Seviyorum, seviyorsun, seviyor...
'Severken öldürmek' diye bir deyim herhalde yalnız bizim dilimizde var.
Adam sevdiğini birkaç yerinden bıçaklıyor, karakola gittiğinde savunması şu oluyor: ''Seviyordum komiser bey; başkasına yâr olmasın diye öldürdüm...''
Muhtemelen mahkemede kendini savunurken de aynı gerekçeye sığınıyordur; yargıçtan 'ceza indirimi' bekleyerek...
Türkiye'de siyasetin tepelerinde biraz böyle bir durum yaşanıyor.
Allahı var, Tayyip Erdoğan kendisini sevdirmeyi biliyor... Yalnızca son seçimde aldığı yüzde 52'yi bulan oya bakarak bu teşhiste bulunmuyorum; uzaktan tanıyanlar arasından yürüyüşüne bitenler çıktığı kadar, sonradan fikir değiştirip de çok yakınına gelmişlerden, sevgisini ''Öl desin, ölürüm'' noktasına vardıranlar da var...
Sevgi ölçüye gelmez, ama Tayyip Bey'i sevenlerin ona olan sevgisi elle tutulur derecede...
Galiba sorun da buradan kaynaklanıyor.
Şahsen sevdiklerini başkalarıyla paylaşmak istemeyenleri anlayışla karşılayabiliyorum. Ne de olsa, sevilene beslenen sıcak duygular, aşırıya vardırılmadığı taktirde, övgü yerine de geçebilir. ''Düşmanımdır seni kim bulursa cana yakın; annen bile okşasa benim bağrım kan olur'' veya ''Kıskanırım seni ben, kıskanırım kalbimden; bu nasıl aşk Allahım, öleceğim derdimden'' şarkılarının söylendiği bir kültürde, işi bu aşırılığa vardırmayanlar ödüllendirilebilir bile...
''Birilerine olan olumsuz hisleriniz sizi onlara karşı adaletsiz davranmaya sevk etmesin'' ilkesi evrensel bir kural. İlke haline getirilmemiş olsa bile, ''Birine olan aşırı sevginiz, onun yüzünden başkalarına haksızlık yapmanıza sebep olmasın'' demekte de herhalde bir mahzur olmamalı.
Özellikle son zamanlarda siyasetin tepesinde yaşananları gördükten sonra.
Cumhurbaşkanı seçilen ve Çankaya'ya çıkmadan önce kendisinden sonra partisinin başına geçecek, bakanlar kurulu başkanlığını üstlenecek kişi için çalışmalarını yürüten Tayyip Erdoğan'ı sevenler, özellikle bazı medya mensupları, ona olan sevgilerini başkalarından esirgemeleri gerektiğine inanıyormuş gibi davranıyorlar...

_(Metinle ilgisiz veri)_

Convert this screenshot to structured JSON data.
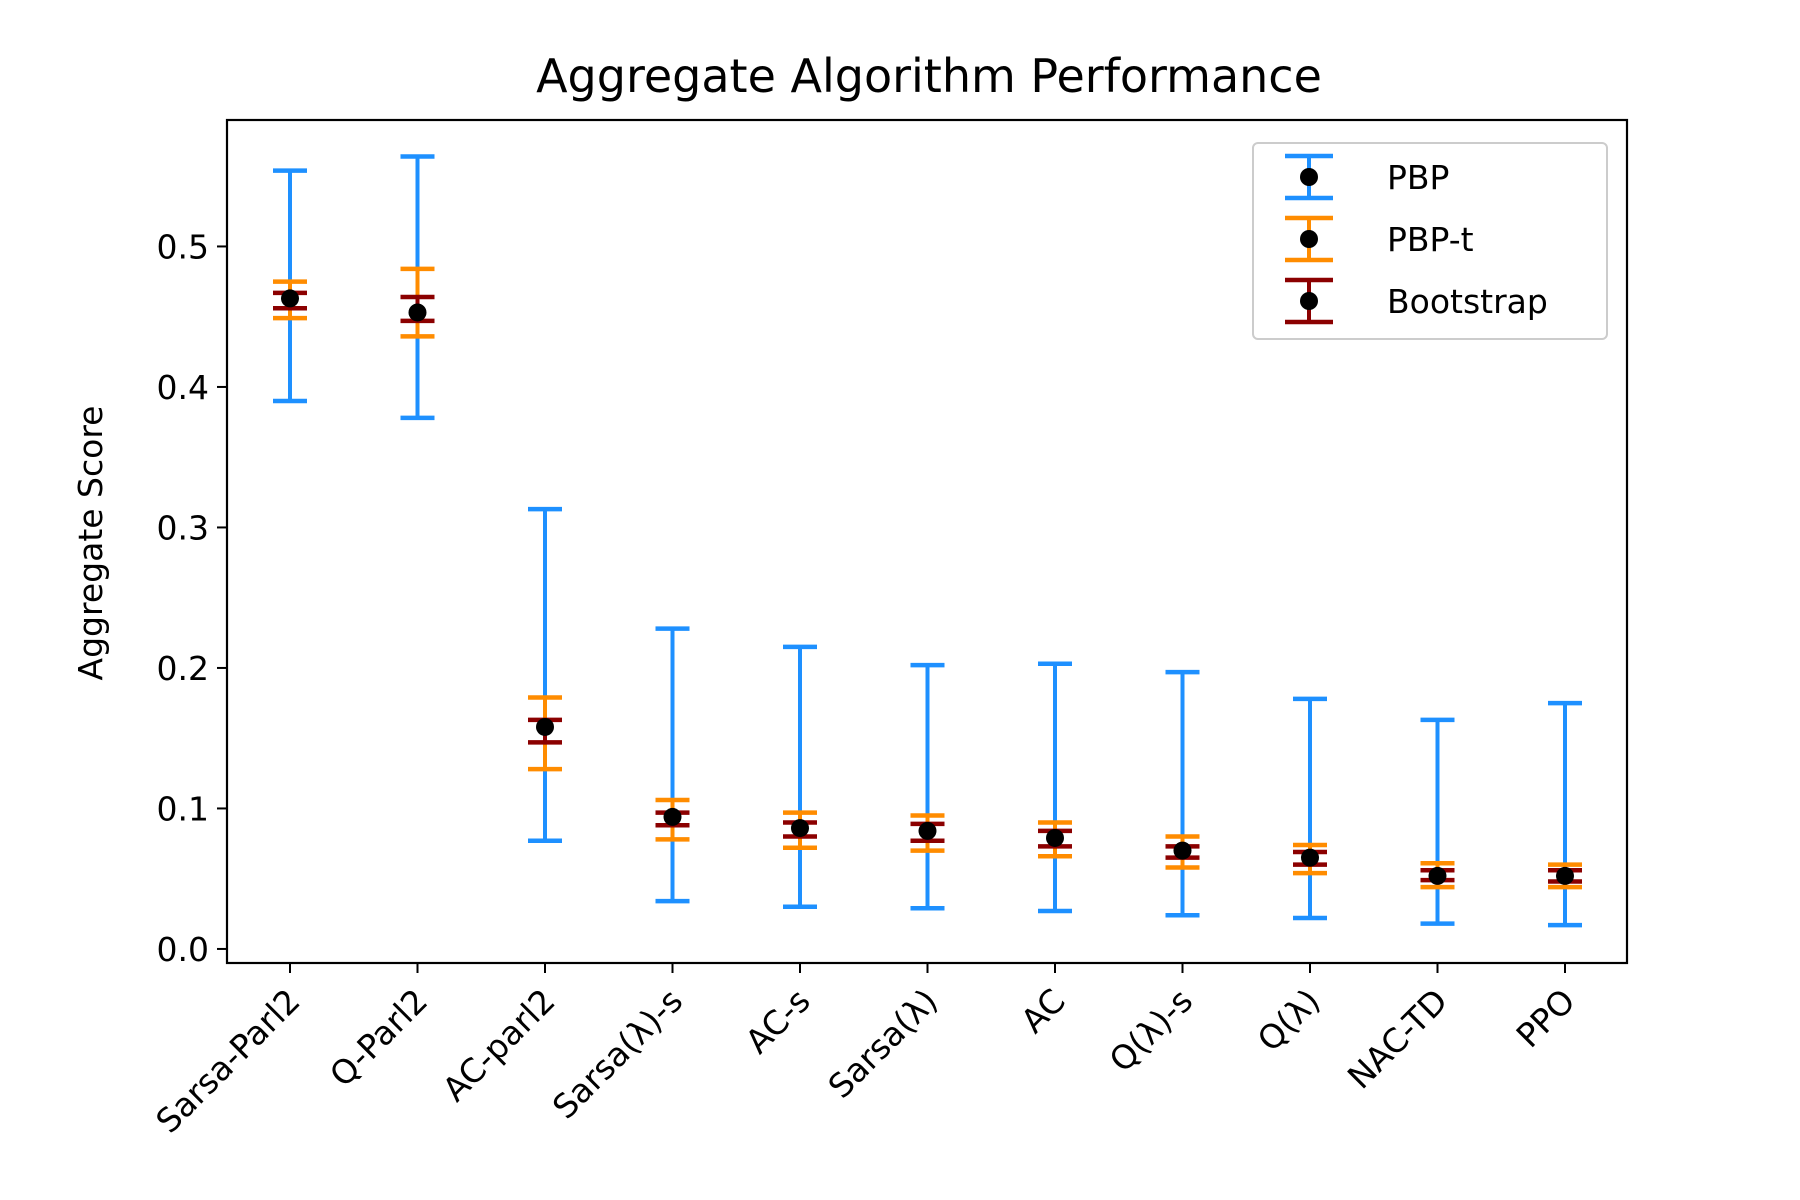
{
  "chart_data": {
    "type": "errorbar",
    "title": "Aggregate Algorithm Performance",
    "xlabel": "",
    "ylabel": "Aggregate Score",
    "ylim": [
      -0.01,
      0.59
    ],
    "yticks": [
      0.0,
      0.1,
      0.2,
      0.3,
      0.4,
      0.5
    ],
    "ytick_labels": [
      "0.0",
      "0.1",
      "0.2",
      "0.3",
      "0.4",
      "0.5"
    ],
    "categories": [
      "Sarsa-Parl2",
      "Q-Parl2",
      "AC-parl2",
      "Sarsa(λ)-s",
      "AC-s",
      "Sarsa(λ)",
      "AC",
      "Q(λ)-s",
      "Q(λ)",
      "NAC-TD",
      "PPO"
    ],
    "means": [
      0.463,
      0.453,
      0.158,
      0.094,
      0.086,
      0.084,
      0.079,
      0.07,
      0.065,
      0.052,
      0.052
    ],
    "series": [
      {
        "name": "PBP",
        "color": "#1e90ff",
        "lower": [
          0.39,
          0.378,
          0.077,
          0.034,
          0.03,
          0.029,
          0.027,
          0.024,
          0.022,
          0.018,
          0.017
        ],
        "upper": [
          0.554,
          0.564,
          0.313,
          0.228,
          0.215,
          0.202,
          0.203,
          0.197,
          0.178,
          0.163,
          0.175
        ]
      },
      {
        "name": "PBP-t",
        "color": "#ff8c00",
        "lower": [
          0.449,
          0.436,
          0.128,
          0.078,
          0.072,
          0.07,
          0.066,
          0.058,
          0.054,
          0.044,
          0.044
        ],
        "upper": [
          0.475,
          0.484,
          0.179,
          0.106,
          0.097,
          0.095,
          0.09,
          0.08,
          0.074,
          0.061,
          0.06
        ]
      },
      {
        "name": "Bootstrap",
        "color": "#8b0000",
        "lower": [
          0.456,
          0.447,
          0.147,
          0.088,
          0.08,
          0.077,
          0.073,
          0.065,
          0.06,
          0.049,
          0.048
        ],
        "upper": [
          0.467,
          0.464,
          0.163,
          0.097,
          0.09,
          0.089,
          0.084,
          0.073,
          0.069,
          0.056,
          0.056
        ]
      }
    ],
    "marker_color": "#000000",
    "legend_position": "upper-right",
    "grid": false
  }
}
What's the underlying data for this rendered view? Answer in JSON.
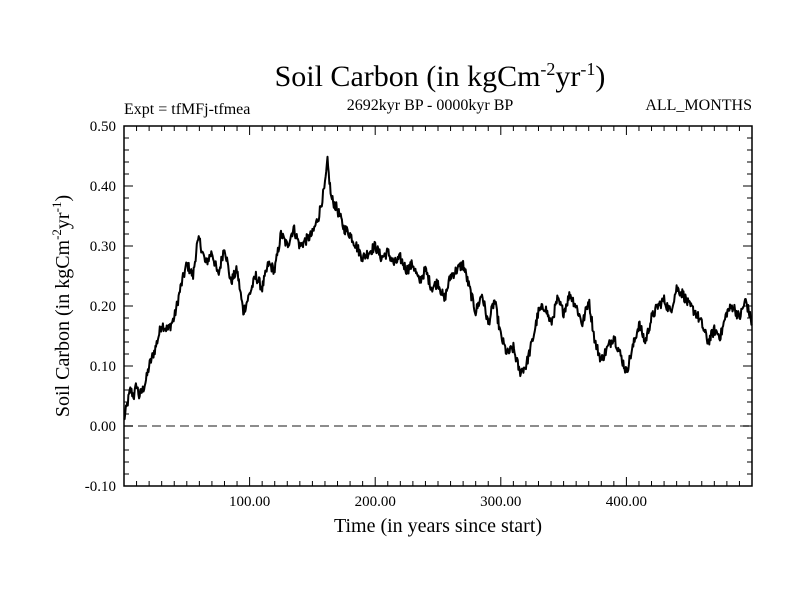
{
  "chart_data": {
    "type": "line",
    "title": "Soil Carbon (in kgCm",
    "title_sup1": "-2",
    "title_mid": "yr",
    "title_sup2": "-1",
    "title_end": ")",
    "subtitle_left": "Expt = tfMFj-tfmea",
    "subtitle_center": "2692kyr BP - 0000kyr BP",
    "subtitle_right": "ALL_MONTHS",
    "xlabel": "Time (in years since start)",
    "ylabel": "Soil Carbon (in kgCm",
    "ylabel_sup1": "-2",
    "ylabel_mid": "yr",
    "ylabel_sup2": "-1",
    "ylabel_end": ")",
    "xlim": [
      0,
      500
    ],
    "ylim": [
      -0.1,
      0.5
    ],
    "xticks": [
      100,
      200,
      300,
      400
    ],
    "xtick_labels": [
      "100.00",
      "200.00",
      "300.00",
      "400.00"
    ],
    "yticks": [
      -0.1,
      0.0,
      0.1,
      0.2,
      0.3,
      0.4,
      0.5
    ],
    "ytick_labels": [
      "-0.10",
      "0.00",
      "0.10",
      "0.20",
      "0.30",
      "0.40",
      "0.50"
    ],
    "reference_line": 0.0,
    "series": [
      {
        "name": "Soil Carbon",
        "color": "#000000",
        "x": [
          0,
          2,
          5,
          8,
          10,
          12,
          15,
          18,
          20,
          25,
          30,
          35,
          40,
          45,
          50,
          55,
          58,
          60,
          65,
          70,
          75,
          80,
          85,
          90,
          95,
          100,
          105,
          110,
          115,
          120,
          125,
          130,
          135,
          140,
          145,
          150,
          155,
          160,
          162,
          165,
          170,
          175,
          180,
          185,
          190,
          195,
          200,
          205,
          210,
          215,
          220,
          225,
          230,
          235,
          240,
          245,
          250,
          255,
          260,
          265,
          270,
          275,
          280,
          285,
          290,
          295,
          300,
          305,
          310,
          315,
          320,
          325,
          330,
          335,
          340,
          345,
          350,
          355,
          360,
          365,
          370,
          375,
          380,
          385,
          390,
          395,
          400,
          405,
          410,
          415,
          420,
          425,
          430,
          435,
          440,
          445,
          450,
          455,
          460,
          465,
          470,
          475,
          480,
          485,
          490,
          495,
          500
        ],
        "values": [
          0.01,
          0.03,
          0.06,
          0.05,
          0.07,
          0.05,
          0.06,
          0.08,
          0.1,
          0.13,
          0.17,
          0.16,
          0.18,
          0.23,
          0.27,
          0.25,
          0.3,
          0.31,
          0.27,
          0.29,
          0.25,
          0.3,
          0.24,
          0.26,
          0.19,
          0.22,
          0.25,
          0.23,
          0.27,
          0.26,
          0.32,
          0.3,
          0.33,
          0.3,
          0.31,
          0.32,
          0.35,
          0.4,
          0.44,
          0.38,
          0.36,
          0.33,
          0.32,
          0.3,
          0.28,
          0.29,
          0.3,
          0.28,
          0.29,
          0.27,
          0.28,
          0.26,
          0.27,
          0.24,
          0.26,
          0.23,
          0.24,
          0.21,
          0.25,
          0.26,
          0.27,
          0.23,
          0.19,
          0.22,
          0.17,
          0.21,
          0.15,
          0.12,
          0.13,
          0.09,
          0.1,
          0.14,
          0.19,
          0.2,
          0.17,
          0.21,
          0.19,
          0.22,
          0.2,
          0.17,
          0.21,
          0.14,
          0.11,
          0.13,
          0.15,
          0.12,
          0.09,
          0.13,
          0.17,
          0.14,
          0.18,
          0.2,
          0.21,
          0.19,
          0.23,
          0.22,
          0.2,
          0.19,
          0.17,
          0.14,
          0.16,
          0.15,
          0.19,
          0.2,
          0.18,
          0.21,
          0.17
        ]
      }
    ]
  }
}
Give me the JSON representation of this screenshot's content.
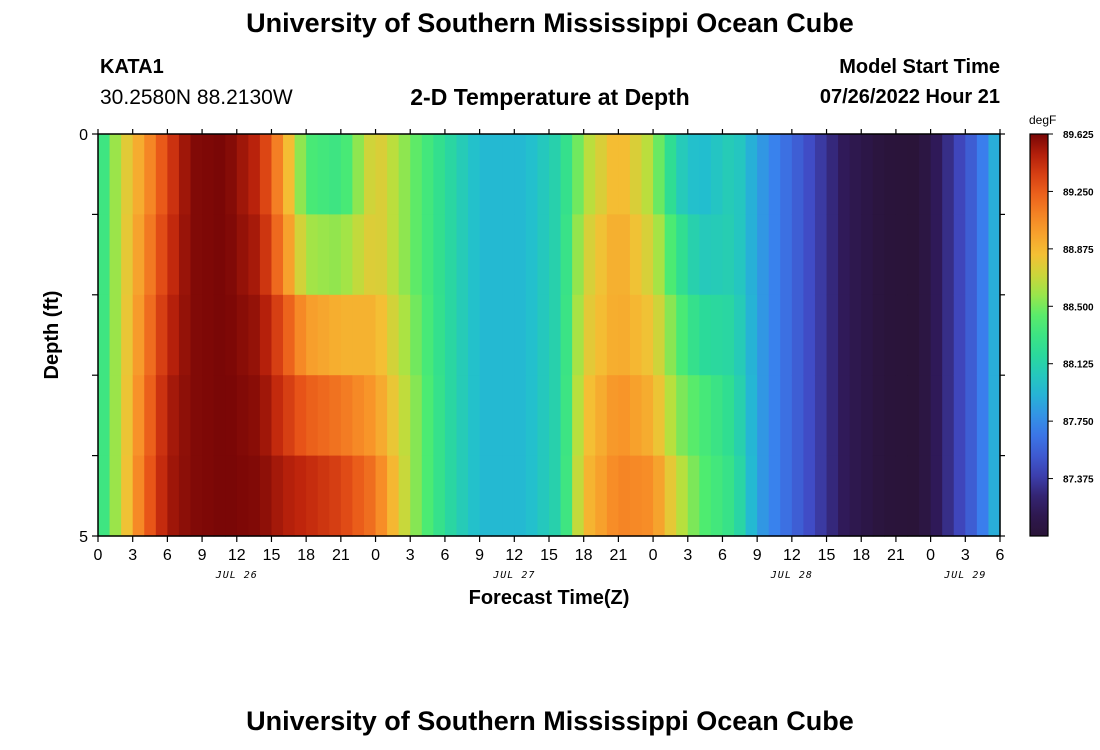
{
  "header": {
    "title": "University of Southern Mississippi Ocean Cube",
    "station_id": "KATA1",
    "coordinates": "30.2580N  88.2130W",
    "chart_title": "2-D Temperature at Depth",
    "start_label": "Model Start Time",
    "start_value": "07/26/2022 Hour 21"
  },
  "footer": {
    "title": "University of Southern Mississippi Ocean Cube"
  },
  "chart_data": {
    "type": "heatmap",
    "title": "2-D Temperature at Depth",
    "xlabel": "Forecast Time(Z)",
    "ylabel": "Depth (ft)",
    "x_range_hours": [
      0,
      78
    ],
    "y_range": [
      0,
      5
    ],
    "x_tick_labels": [
      "0",
      "3",
      "6",
      "9",
      "12",
      "15",
      "18",
      "21",
      "0",
      "3",
      "6",
      "9",
      "12",
      "15",
      "18",
      "21",
      "0",
      "3",
      "6",
      "9",
      "12",
      "15",
      "18",
      "21",
      "0",
      "3",
      "6"
    ],
    "y_tick_labels": [
      "0",
      "5"
    ],
    "date_labels": [
      {
        "label": "JUL 26",
        "hour": 12
      },
      {
        "label": "JUL 27",
        "hour": 36
      },
      {
        "label": "JUL 28",
        "hour": 60
      },
      {
        "label": "JUL 29",
        "hour": 75
      }
    ],
    "depth_rows": 5,
    "hour_step": 1,
    "colorbar": {
      "unit": "degF",
      "min": 87.0,
      "max": 89.625,
      "tick_labels": [
        "89.625",
        "89.250",
        "88.875",
        "88.500",
        "88.125",
        "87.750",
        "87.375"
      ]
    },
    "profile_keys": [
      {
        "hour": 0,
        "temps": [
          88.2,
          88.2,
          88.2,
          88.2,
          88.2
        ]
      },
      {
        "hour": 2,
        "temps": [
          88.7,
          88.7,
          88.7,
          88.7,
          88.7
        ]
      },
      {
        "hour": 4,
        "temps": [
          89.0,
          89.05,
          89.1,
          89.15,
          89.2
        ]
      },
      {
        "hour": 6,
        "temps": [
          89.35,
          89.4,
          89.45,
          89.5,
          89.52
        ]
      },
      {
        "hour": 8,
        "temps": [
          89.6,
          89.6,
          89.6,
          89.6,
          89.6
        ]
      },
      {
        "hour": 11,
        "temps": [
          89.625,
          89.625,
          89.625,
          89.625,
          89.625
        ]
      },
      {
        "hour": 14,
        "temps": [
          89.45,
          89.5,
          89.55,
          89.58,
          89.6
        ]
      },
      {
        "hour": 16,
        "temps": [
          89.0,
          89.1,
          89.3,
          89.4,
          89.5
        ]
      },
      {
        "hour": 18,
        "temps": [
          88.4,
          88.6,
          89.0,
          89.25,
          89.45
        ]
      },
      {
        "hour": 21,
        "temps": [
          88.3,
          88.55,
          88.9,
          89.15,
          89.35
        ]
      },
      {
        "hour": 24,
        "temps": [
          88.8,
          88.8,
          88.9,
          89.0,
          89.15
        ]
      },
      {
        "hour": 27,
        "temps": [
          88.5,
          88.5,
          88.55,
          88.6,
          88.6
        ]
      },
      {
        "hour": 30,
        "temps": [
          88.2,
          88.2,
          88.2,
          88.2,
          88.2
        ]
      },
      {
        "hour": 33,
        "temps": [
          87.95,
          87.95,
          87.95,
          87.95,
          87.95
        ]
      },
      {
        "hour": 37,
        "temps": [
          87.95,
          87.95,
          87.95,
          87.95,
          87.95
        ]
      },
      {
        "hour": 40,
        "temps": [
          88.15,
          88.15,
          88.15,
          88.15,
          88.15
        ]
      },
      {
        "hour": 42,
        "temps": [
          88.6,
          88.7,
          88.75,
          88.8,
          88.85
        ]
      },
      {
        "hour": 45,
        "temps": [
          88.9,
          88.95,
          88.95,
          89.05,
          89.1
        ]
      },
      {
        "hour": 48,
        "temps": [
          88.6,
          88.7,
          88.8,
          88.9,
          89.05
        ]
      },
      {
        "hour": 50,
        "temps": [
          88.1,
          88.3,
          88.45,
          88.55,
          88.7
        ]
      },
      {
        "hour": 52,
        "temps": [
          87.95,
          88.05,
          88.2,
          88.4,
          88.45
        ]
      },
      {
        "hour": 55,
        "temps": [
          88.1,
          88.1,
          88.15,
          88.2,
          88.25
        ]
      },
      {
        "hour": 57,
        "temps": [
          87.85,
          87.85,
          87.85,
          87.85,
          87.85
        ]
      },
      {
        "hour": 61,
        "temps": [
          87.5,
          87.5,
          87.5,
          87.5,
          87.5
        ]
      },
      {
        "hour": 65,
        "temps": [
          87.15,
          87.15,
          87.15,
          87.15,
          87.15
        ]
      },
      {
        "hour": 68,
        "temps": [
          87.02,
          87.02,
          87.02,
          87.02,
          87.02
        ]
      },
      {
        "hour": 71,
        "temps": [
          87.0,
          87.0,
          87.0,
          87.0,
          87.0
        ]
      },
      {
        "hour": 73,
        "temps": [
          87.25,
          87.25,
          87.25,
          87.25,
          87.25
        ]
      },
      {
        "hour": 76,
        "temps": [
          87.6,
          87.6,
          87.6,
          87.6,
          87.6
        ]
      },
      {
        "hour": 78,
        "temps": [
          88.0,
          88.0,
          88.0,
          88.0,
          88.0
        ]
      }
    ]
  }
}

Onu kendilerinden önce tanımış ve başarısına katkıda bulunmuşları yok sayma çabaları dikkatten kaçmıyor çünkü.
Daha önce öfkelendiğini hiç görmediğimiz kişilerin duydukları rahatsızlığı şimdilerde dışa vurmalarının sebebi herhalde bu.
Aslında biraz düşünseler sevginin paylaşılınca büyüdüğü gerçeğini hatırlayacaklar; ama o ne, sevgilerini başkalarına da yöneltmeyi kendilerine yasak ettikleri yetmezmiş gibi, sevgilerini başkalarının paylaşmasını da istemez görüntüsü veriyorlar.
''Bu ne sevgi ah, bu ne ızdırap'' şarkısındaki gibi bir durum bu...
Sağlıklı olan, sevgiyi tadında bırakmak, onun gözleri kör etmesine izin vermemek, sevdiklerinin başkaları tarafından da sevilmesini --hiç değilse takdir edilmesini-- istemek, hatta bunu sağlama yolunda çaba göstermektir.
Aksi halde 'severken öldürmek' deyimi hak edilmiş olur.
Konumuz Tayyip Erdoğan sevgisi olduğu için bu hassasiyet daha da önemli.
Tayyip Erdoğan Çankaya'ya çıktığında, bütün ülkeyi kucaklayacak bir devlet adamı statüsü kazanacak. Devletin birimleri arasında âhengi sağlarken, vatandaşlar arasında da fark gözetmemesi kendisinden beklenecek. Bunu yaptığında sevenlerinin artacağını göreceğiz.
Abdullah Gül Çankaya'ya çıktığında (2007) sadece bir kesimin sevdiği bir siyasetçiydi; şimdi (2014) ayrılıyor, çoğunluk tarafından beğenilen bir devlet adamına dönüştükten sonra...
Muhtemelen Tayyip Erdoğan da davranışlarıyla etrafında böyle bir sevgi hâlesi oluşturmak isteyecektir.
Ne yani, bunu ona çok mu görecekler?